Over the last seven years, blogging has changed my life. As a medium, it has offered me opportunities I did not have as a mainstream journalist. It has broadened and deepened my perspectives of the world around me. It has sharpened my craft as a writer. It has introduced me to ideas and people I’d never otherwise have known.
I discovered Varma, along with most of the other Indian bloggers and Tweeters, in the wake of the attack on the Bombay Palace hotel in Mumbai a couple of years ago. He is also the editor of the opinion section of Yahoo News India where this post appeared.
Andrew Ross
In The Case for Scholarly Reporting, prolific documenter and critic of American culture, Andrew Ross, writes a really engaging account of his search for a voice and orientation as a public intellectual who has tried to marry ethnography with investigative journalism in his practice. In the process of mapping his own trajectory Ross also fluidly sketches the movement in leftwing scholarship over the last few decades and the history of the field of American Studies.
. . . it took me a long time to work off the habits of my training and find my own voice as a practitioner of scholarly reporting—the genre in which I have come to feel most comfortable. There were particular obstacles in the path. I had been trained, first and foremost, as a “reader,” alert, above all, to decoding the secret life of words. This meant that I was not a very good listener, especially to the spoken testimony of others.

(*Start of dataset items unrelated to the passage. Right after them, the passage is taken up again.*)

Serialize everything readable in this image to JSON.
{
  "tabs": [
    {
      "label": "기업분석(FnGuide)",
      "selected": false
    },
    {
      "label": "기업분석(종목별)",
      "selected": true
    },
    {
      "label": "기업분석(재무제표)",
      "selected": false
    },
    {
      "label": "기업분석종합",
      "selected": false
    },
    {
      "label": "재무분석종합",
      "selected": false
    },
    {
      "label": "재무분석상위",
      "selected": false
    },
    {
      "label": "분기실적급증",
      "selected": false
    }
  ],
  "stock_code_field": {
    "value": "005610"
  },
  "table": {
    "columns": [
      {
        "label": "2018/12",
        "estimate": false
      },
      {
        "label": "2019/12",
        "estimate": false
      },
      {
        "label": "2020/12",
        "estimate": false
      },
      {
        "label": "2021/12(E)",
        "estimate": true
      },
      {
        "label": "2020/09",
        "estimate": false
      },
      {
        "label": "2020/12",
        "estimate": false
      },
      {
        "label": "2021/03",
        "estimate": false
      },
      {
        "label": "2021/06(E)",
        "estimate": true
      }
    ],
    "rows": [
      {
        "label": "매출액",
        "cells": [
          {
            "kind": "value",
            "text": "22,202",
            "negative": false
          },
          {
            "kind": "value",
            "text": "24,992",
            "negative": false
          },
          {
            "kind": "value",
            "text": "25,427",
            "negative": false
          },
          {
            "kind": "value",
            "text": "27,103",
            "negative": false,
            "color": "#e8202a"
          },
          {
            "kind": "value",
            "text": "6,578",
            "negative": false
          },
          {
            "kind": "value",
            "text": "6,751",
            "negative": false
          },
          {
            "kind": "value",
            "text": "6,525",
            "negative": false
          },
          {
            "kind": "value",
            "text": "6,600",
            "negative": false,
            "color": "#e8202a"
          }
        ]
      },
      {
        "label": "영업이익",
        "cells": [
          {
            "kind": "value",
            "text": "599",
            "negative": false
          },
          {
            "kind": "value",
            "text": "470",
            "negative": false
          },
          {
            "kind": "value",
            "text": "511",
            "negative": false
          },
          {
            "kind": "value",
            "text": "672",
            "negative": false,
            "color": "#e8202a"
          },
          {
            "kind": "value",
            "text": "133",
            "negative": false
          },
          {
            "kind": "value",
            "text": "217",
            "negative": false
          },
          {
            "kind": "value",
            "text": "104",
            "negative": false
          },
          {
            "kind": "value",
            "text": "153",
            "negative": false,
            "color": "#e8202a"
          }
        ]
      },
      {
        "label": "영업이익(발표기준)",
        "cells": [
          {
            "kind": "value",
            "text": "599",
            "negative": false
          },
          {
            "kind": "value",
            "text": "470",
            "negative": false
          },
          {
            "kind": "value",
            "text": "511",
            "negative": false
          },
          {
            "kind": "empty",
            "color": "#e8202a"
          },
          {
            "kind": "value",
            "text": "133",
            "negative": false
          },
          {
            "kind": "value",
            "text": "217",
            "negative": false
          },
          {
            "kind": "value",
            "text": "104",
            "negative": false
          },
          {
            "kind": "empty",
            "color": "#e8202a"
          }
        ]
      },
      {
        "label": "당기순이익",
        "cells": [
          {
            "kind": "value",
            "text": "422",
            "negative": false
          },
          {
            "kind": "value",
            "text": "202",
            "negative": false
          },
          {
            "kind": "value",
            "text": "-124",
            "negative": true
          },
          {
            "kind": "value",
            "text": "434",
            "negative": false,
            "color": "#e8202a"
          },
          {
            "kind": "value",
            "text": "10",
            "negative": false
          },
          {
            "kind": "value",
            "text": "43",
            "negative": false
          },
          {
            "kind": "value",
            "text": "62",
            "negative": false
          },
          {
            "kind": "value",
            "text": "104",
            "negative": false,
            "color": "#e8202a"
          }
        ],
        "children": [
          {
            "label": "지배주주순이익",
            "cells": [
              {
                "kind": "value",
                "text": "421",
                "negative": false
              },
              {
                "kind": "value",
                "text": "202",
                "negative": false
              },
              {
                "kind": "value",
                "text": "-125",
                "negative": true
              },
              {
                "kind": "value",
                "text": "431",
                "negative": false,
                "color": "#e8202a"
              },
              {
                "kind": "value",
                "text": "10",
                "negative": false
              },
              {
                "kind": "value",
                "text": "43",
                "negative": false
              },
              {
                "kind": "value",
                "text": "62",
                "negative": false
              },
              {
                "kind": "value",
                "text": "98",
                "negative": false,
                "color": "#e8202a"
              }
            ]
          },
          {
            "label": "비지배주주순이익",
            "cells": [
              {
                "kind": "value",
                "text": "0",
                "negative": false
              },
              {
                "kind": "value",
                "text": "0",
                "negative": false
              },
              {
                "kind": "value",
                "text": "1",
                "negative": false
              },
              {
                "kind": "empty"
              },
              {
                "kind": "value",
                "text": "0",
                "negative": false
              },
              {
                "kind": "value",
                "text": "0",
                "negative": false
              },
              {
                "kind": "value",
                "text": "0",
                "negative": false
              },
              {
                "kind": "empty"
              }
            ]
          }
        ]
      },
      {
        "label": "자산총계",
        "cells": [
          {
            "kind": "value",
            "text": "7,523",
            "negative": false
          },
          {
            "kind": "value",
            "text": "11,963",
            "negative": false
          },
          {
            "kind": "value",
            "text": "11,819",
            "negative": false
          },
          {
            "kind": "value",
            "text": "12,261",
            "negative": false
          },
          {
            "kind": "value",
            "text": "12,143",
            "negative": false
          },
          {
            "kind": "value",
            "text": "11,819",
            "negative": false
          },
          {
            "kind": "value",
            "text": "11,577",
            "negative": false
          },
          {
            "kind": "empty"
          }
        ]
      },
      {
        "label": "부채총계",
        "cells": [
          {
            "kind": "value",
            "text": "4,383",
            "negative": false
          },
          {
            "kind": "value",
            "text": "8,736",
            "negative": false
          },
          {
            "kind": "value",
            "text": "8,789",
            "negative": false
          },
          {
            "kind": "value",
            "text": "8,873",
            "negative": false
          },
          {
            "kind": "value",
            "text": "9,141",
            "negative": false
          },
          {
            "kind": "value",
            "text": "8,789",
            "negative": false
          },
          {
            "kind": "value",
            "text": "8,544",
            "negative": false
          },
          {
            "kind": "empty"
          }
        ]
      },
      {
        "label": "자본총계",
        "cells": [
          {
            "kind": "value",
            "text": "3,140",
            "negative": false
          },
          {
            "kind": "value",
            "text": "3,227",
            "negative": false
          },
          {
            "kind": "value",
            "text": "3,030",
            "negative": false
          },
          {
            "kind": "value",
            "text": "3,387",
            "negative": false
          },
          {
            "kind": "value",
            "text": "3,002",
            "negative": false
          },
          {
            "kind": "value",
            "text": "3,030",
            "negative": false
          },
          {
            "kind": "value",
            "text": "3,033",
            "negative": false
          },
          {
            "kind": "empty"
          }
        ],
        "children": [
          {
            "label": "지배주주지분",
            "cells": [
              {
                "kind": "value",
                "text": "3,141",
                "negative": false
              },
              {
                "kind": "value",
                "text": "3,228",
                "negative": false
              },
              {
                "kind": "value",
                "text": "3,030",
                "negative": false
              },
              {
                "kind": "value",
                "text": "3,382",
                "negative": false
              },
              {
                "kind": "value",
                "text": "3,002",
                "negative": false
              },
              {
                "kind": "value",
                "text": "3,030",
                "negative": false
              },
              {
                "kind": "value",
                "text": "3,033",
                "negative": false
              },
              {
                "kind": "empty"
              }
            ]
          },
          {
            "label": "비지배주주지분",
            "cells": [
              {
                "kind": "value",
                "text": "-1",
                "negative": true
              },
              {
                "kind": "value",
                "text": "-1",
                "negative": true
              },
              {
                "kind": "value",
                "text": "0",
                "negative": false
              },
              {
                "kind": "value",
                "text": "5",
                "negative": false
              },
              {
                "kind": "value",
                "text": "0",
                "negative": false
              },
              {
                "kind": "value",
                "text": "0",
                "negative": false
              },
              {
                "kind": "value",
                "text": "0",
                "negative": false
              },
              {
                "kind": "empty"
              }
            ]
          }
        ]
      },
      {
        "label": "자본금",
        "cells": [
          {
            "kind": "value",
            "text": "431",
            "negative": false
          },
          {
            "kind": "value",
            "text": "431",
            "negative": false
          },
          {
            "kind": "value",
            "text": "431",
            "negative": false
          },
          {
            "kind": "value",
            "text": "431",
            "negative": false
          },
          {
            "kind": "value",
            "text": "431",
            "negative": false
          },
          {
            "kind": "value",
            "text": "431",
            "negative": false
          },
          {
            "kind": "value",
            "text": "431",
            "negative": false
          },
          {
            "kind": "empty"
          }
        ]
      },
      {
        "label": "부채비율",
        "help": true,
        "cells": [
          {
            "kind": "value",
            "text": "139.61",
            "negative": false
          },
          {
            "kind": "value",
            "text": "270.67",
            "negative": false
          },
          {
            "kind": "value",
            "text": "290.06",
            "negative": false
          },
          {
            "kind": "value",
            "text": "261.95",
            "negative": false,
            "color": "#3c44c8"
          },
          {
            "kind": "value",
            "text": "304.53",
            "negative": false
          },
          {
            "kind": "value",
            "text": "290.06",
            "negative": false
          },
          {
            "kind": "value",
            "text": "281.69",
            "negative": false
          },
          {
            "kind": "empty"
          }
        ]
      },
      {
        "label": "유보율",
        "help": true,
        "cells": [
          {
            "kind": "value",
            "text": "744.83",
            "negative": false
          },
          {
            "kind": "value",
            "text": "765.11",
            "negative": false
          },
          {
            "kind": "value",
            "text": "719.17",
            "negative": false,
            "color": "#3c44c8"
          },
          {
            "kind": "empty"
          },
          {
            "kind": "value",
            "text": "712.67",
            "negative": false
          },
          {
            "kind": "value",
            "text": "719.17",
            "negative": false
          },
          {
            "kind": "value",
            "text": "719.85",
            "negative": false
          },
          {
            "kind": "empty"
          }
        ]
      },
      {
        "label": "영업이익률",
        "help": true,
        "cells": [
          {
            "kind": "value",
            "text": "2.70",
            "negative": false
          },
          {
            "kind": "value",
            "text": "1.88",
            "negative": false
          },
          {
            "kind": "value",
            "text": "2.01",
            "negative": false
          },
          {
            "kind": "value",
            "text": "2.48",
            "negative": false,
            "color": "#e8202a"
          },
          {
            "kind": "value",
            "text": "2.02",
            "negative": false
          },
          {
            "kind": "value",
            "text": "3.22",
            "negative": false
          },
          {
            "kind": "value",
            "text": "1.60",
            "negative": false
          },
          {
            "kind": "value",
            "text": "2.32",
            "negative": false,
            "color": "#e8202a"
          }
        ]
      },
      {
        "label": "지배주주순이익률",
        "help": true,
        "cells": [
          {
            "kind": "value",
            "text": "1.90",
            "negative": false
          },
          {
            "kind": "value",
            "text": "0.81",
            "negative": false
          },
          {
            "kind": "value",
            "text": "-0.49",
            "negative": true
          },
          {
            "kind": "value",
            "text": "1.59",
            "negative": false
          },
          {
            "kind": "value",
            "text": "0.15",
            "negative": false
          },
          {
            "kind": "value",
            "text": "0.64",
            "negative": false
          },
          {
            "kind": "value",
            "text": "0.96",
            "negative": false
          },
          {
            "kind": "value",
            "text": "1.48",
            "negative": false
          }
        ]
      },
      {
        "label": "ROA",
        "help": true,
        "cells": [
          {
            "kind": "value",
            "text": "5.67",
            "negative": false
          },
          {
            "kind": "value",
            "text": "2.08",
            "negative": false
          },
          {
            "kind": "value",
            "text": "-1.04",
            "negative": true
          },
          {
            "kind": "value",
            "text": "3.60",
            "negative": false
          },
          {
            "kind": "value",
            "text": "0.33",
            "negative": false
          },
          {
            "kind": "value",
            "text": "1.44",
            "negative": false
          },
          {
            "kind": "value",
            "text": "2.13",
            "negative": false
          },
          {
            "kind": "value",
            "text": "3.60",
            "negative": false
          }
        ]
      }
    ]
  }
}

By the way Andrew has written about Jamaican culture and music in his 1998 essay “Mr. Reggae DJ, Meet the International Monetary Fund in which he describes reggae as “the sound of cultural justice worldwide”. The essay documents the rise of ‘cultural’ reggae, and speculates on its emergence at that particular moment. In the process he disproves Ian Boyne’s thesis that it is a clutch of star-struck University of the West Indies academics who’ irresponsibly’ promote dancehall and DJs by focusing benevolent analytical attention on them. But more on all that in a post on the subject at some later date.
A Hazel Dooney watercolour
In a really good post on copyright, new media and artists’ rights blogger Barney Davey republishes a blogpost by Australian artist Hazel Dooney, one of the most outspoken writers i’ve come across. Dooney who blogs frankly about her life as a successful artist operating without a backing gallery, her fragile psychological states, her admission to a medical facility and her escape from it has useful knowledge to impart on how and when to assert one’s copyright in a world mediated by the internet. As Davey says:
I believe what Dooney is stressing is important and that we cannot avoid assessing the reality of how digital media and our interconnectedness truly have changed everything. What was will never be again. Facing what is and making it work for you is the only reality and only way to make headway in the shifting paradigms we face. Sitting still is not the answer. The famous Will Rogers saying hold’s up well here. “Even if you are on the right track, you will get run over if you just sit there.”
We don’t take shit from anyone, so don’t lie to us or give a load of bullshit. We spend all day separating fact from fiction, listening to PR cronies and dealing with slimy politicians. If you make us do the same with you, you’re just gonna piss us off. And don’t think we’ll be quiet about it. We’ll respond with the vengeance of an Op-Ed page railing against society’s injustices — and we’ll enjoy doing it.
Just tell us the truth. We can handle it.
Hope you enjoy these picks from my weekly archive of favourite articles, blogposts, tweets and random texts and images.